Most variants in these regions will be selected against as they are likely to have a strongly deleterious effect. There is some flexibility for variation in the third base of codons as the genetic code is degenerate.
Describe sequence conservation in genes
High conservation - coding regions (not exons - as these contain non-coding regions)
Intermediate conservation - promoter, 5’UTR, 3’UTR, terminator
Low conservation - introns, 3rd base of condons and terminator
What is cross-species comparison used for?
It can be used to generate an evolutionary profile for a gene or gene family.
Give an example of conservation
NAMPT - nicotinamide phosphoribosyltransferase is conserved with other species
What is phylogenetics?
The study of evolutionary relationships between species
What are phylogenetic trees useful for?
The main aim is to illustrate the relatedness of different species/strains/sequences. The distance between two entities on a tree is usually related to how similar they are. The distance is normally related to both evolutionary pressures and to time.
What do strong evolutionary pressures result in?
Strong evolutionary pressures can result in changes in organisms even if there is not a great distance between them.
How did they show that Polio Vaccine did not cause HIV?
- It was theorised that contaiminated polio vaccine introduced SIV into humans in DRC, Africa.
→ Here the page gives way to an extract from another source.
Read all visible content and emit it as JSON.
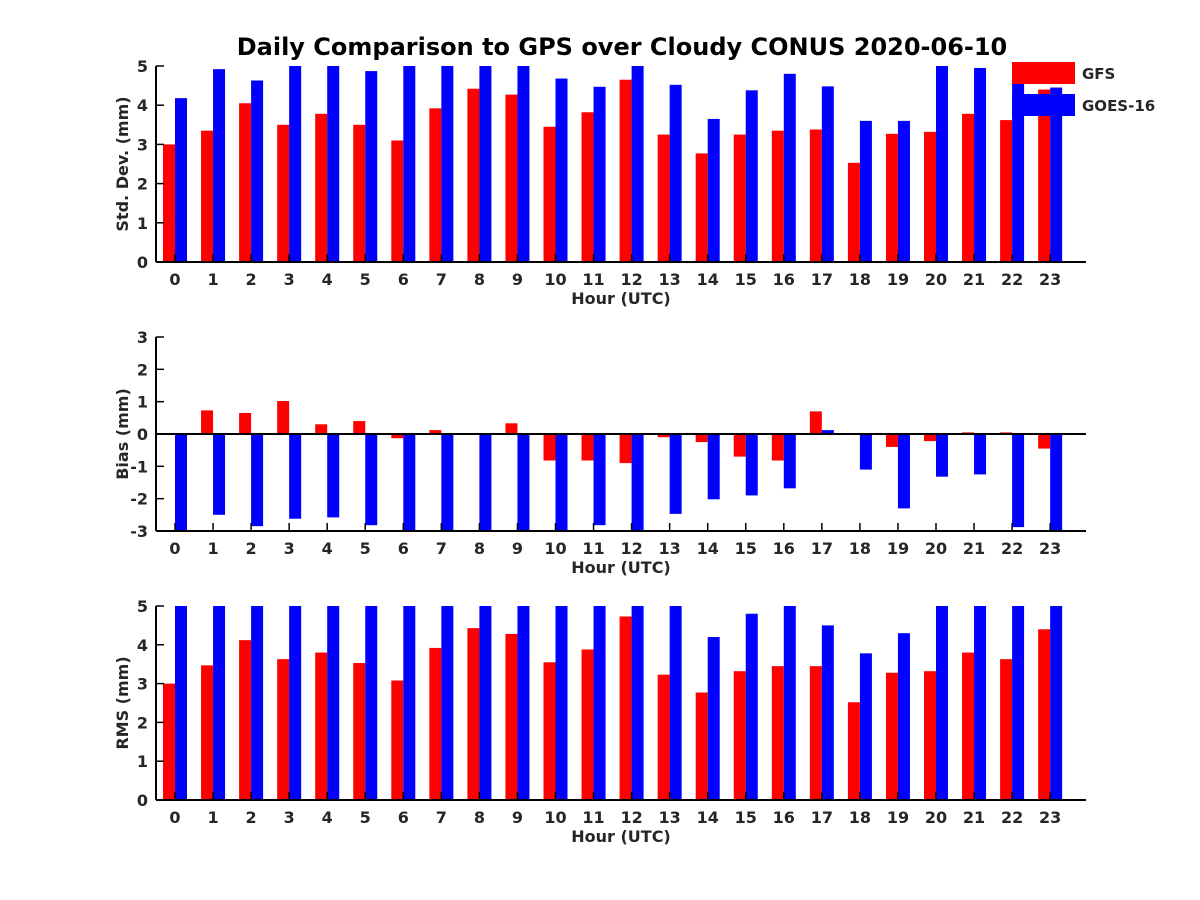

- Some polio vaccines used to be produced using cultured chimpanzee cells, which could have been infected with SIV (which is closely related to HIV).
- However Worobey et al (2004) investigated this using phylogenetics. The tree demonstrates that the SIV genome in DRC wild chimpanzees was completely distinct from all HIV genomes.
- Other SIV strains were likely to be the source as they are closely related to HIV.
- Showed that the polio vaccine was not contaminated with anything that caused HIV.